Waivers. The FSA's ability to grant waivers will be significantly restricted under MiFID, either because there will be no express provision allowing the waiver of a particular rule or because the new rule will have direct effect under the draft measures to implement part of MiFID, so no waiver is available (www.practicallaw.com/3-203-5416). Investment firms must review any waivers on which they currently rely.

Other proposals

Other proposals set out in the consultation paper include:
Authorisation. Relatively few and minor changes are anticipated in relation to the authorisation regime, though there is some clarification in relation to the position of firms that provide ancillary services, and the FSA will have new powers to cancel an investment firm's authorisation.
MiFID introduces suitability requirements for market operators that are more detailed than the current "fit and proper person" test.
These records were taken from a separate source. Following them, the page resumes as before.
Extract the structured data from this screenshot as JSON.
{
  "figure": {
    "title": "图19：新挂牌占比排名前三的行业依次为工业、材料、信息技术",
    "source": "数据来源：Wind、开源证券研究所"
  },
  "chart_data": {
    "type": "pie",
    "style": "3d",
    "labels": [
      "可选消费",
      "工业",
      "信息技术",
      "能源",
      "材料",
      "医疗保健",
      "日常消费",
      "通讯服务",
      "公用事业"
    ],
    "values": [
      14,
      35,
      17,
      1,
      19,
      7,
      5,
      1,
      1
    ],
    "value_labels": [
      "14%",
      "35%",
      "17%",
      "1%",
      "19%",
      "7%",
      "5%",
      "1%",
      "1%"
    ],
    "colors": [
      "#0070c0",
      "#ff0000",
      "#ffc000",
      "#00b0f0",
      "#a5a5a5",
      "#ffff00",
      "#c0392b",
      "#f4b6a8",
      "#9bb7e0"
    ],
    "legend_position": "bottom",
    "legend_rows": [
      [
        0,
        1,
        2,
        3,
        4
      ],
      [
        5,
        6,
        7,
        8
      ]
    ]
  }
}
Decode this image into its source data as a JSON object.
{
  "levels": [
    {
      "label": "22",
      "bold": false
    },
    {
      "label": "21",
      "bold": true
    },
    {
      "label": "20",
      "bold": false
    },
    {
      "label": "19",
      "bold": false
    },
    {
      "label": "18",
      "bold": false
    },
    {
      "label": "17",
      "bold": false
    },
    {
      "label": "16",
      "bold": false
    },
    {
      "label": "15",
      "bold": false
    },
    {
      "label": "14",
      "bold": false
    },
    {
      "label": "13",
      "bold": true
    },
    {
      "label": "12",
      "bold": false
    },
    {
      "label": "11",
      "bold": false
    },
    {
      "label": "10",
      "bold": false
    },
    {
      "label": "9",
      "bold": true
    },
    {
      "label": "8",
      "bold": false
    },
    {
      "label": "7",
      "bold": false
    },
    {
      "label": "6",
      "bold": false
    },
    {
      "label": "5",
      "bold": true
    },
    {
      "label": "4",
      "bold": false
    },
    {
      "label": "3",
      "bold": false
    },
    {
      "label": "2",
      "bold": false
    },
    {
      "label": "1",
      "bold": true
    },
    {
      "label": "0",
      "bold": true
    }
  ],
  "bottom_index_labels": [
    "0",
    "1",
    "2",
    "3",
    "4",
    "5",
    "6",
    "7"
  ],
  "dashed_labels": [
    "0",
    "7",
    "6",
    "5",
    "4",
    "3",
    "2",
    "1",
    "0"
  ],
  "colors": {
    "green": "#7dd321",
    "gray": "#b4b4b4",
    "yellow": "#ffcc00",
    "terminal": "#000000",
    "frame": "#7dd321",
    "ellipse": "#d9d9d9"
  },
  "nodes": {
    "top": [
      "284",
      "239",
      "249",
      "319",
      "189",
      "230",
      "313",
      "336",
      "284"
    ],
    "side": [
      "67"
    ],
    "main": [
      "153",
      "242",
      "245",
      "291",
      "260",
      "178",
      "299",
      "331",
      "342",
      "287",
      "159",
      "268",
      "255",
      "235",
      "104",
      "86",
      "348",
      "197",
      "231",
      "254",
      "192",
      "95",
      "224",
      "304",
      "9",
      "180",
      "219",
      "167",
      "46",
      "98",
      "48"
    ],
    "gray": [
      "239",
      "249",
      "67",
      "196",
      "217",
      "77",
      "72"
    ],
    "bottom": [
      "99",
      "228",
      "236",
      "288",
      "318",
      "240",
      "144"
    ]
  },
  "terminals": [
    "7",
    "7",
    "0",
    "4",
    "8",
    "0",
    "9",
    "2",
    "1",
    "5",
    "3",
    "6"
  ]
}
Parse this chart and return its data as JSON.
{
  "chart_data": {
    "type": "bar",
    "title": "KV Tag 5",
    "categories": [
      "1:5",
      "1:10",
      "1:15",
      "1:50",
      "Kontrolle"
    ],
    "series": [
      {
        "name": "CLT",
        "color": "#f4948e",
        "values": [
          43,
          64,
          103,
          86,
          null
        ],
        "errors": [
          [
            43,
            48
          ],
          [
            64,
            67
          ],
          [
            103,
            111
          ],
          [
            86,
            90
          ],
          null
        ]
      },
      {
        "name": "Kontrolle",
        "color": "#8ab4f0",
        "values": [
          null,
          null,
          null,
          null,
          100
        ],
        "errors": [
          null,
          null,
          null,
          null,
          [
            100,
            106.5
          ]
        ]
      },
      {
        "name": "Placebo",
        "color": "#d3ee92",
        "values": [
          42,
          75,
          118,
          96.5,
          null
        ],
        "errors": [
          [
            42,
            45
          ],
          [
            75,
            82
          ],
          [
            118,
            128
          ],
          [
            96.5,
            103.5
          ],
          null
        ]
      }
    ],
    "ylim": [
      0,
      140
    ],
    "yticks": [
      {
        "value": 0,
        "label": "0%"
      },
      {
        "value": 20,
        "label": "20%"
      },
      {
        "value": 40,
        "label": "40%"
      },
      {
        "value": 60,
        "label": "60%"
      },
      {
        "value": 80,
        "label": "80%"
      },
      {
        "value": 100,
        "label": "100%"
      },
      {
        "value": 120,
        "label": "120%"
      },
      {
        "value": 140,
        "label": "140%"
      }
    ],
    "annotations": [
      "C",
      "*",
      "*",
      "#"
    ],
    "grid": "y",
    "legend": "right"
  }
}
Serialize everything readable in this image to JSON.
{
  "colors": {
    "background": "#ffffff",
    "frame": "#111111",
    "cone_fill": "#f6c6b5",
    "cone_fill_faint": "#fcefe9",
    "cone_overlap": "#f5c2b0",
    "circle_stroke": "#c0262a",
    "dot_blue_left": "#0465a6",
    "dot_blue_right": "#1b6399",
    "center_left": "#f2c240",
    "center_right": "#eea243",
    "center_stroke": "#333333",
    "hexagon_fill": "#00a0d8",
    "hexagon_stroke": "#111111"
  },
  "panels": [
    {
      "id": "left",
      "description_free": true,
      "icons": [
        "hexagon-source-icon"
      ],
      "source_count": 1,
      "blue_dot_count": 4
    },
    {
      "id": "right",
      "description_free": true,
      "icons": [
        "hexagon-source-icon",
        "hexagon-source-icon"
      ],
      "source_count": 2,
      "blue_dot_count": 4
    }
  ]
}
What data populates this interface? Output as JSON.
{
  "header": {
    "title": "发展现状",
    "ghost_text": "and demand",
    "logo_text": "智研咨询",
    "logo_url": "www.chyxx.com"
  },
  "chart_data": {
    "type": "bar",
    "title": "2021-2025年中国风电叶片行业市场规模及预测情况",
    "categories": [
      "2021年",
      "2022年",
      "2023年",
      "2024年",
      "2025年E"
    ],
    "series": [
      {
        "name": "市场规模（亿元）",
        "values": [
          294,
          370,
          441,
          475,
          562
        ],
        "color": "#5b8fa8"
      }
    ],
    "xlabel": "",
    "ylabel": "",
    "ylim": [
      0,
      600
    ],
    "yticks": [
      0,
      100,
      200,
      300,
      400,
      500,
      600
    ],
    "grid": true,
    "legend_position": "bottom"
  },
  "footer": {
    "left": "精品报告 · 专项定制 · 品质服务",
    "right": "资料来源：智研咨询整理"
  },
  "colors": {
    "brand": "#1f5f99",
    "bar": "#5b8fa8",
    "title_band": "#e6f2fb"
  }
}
The requirements are similar to the current approved persons and controllers regime, and the FSA plans to consult on them later this year.
Passporting. There are relatively few new rules proposed in relation to passporting (that is, the provision of services cross-border either directly or through establishment of branches). Most of the proposals relate to practical considerations such as notifications, timings and the need for some investment firms to amend their passports.
Investment firms that meet the conditions of the optional exemption in Article 3 of MiFID will need to consider whether they wish to opt in to MiFID in order to benefit from passporting rights.
Principles for Businesses. The FSA proposes a general amendment to its Principles for Businesses so that they will not apply (or in some cases have only limited application) to investment firms which are providing investment services to certain clients (such as eligible counterparties).

Broader picture

Some of the proposals in the consultation paper are based on the Treasury's proposed amendments to the Financial Services and Markets Act 2000 (www.practicallaw.com/0-201-9106).
The Treasury is continuing to discuss its proposals with stakeholders and this means that some of the proposals in the consultation paper may need to change to take account of the final legislative changes. Among other things, this may affect the proposals in relation to tied agents and arrangements in relation to existing passports.

What next?

The consultation closes on 31 October 2006. The FSA intends to issue feedback in January 2007, together with made rules and guidance to take effect in November 2007.
In relation to other areas affected by MiFID, the consultation programme set out in the FSA and Treasury joint implementation plan continues. The FSA's mammoth consultation on changes to the Conduct of Business rules is still to come (it is due to be published in October 2006).
There is still some way to go but the FSA is getting there. However, recent news reports that leading industry bodies such as the Association of British Insurers, British Bankers Association and Investment Management Association have joined forces to challenge proposals that they do not like (such as the proposal that banks use formal price benchmarks to ensure that investors trading in derivatives get a fair deal) suggest that the rest of the way may be a bumpy ride.
Bridget Hui is a professional support lawyer at Macfarlanes.
CP06/14: Implementing MiFID for firms and markets, published on 31 July 2006, www.fsa.gov.uk/pubs/cp/cp06_14.pdf. Implementing MiFID for firms and markets addendum: Capital/Professional Indemnity Insurance (PII) requirements, published on 21 August 2006, www.fsa.gov.uk/pubs/cp/cp06_14-addendum.pdf.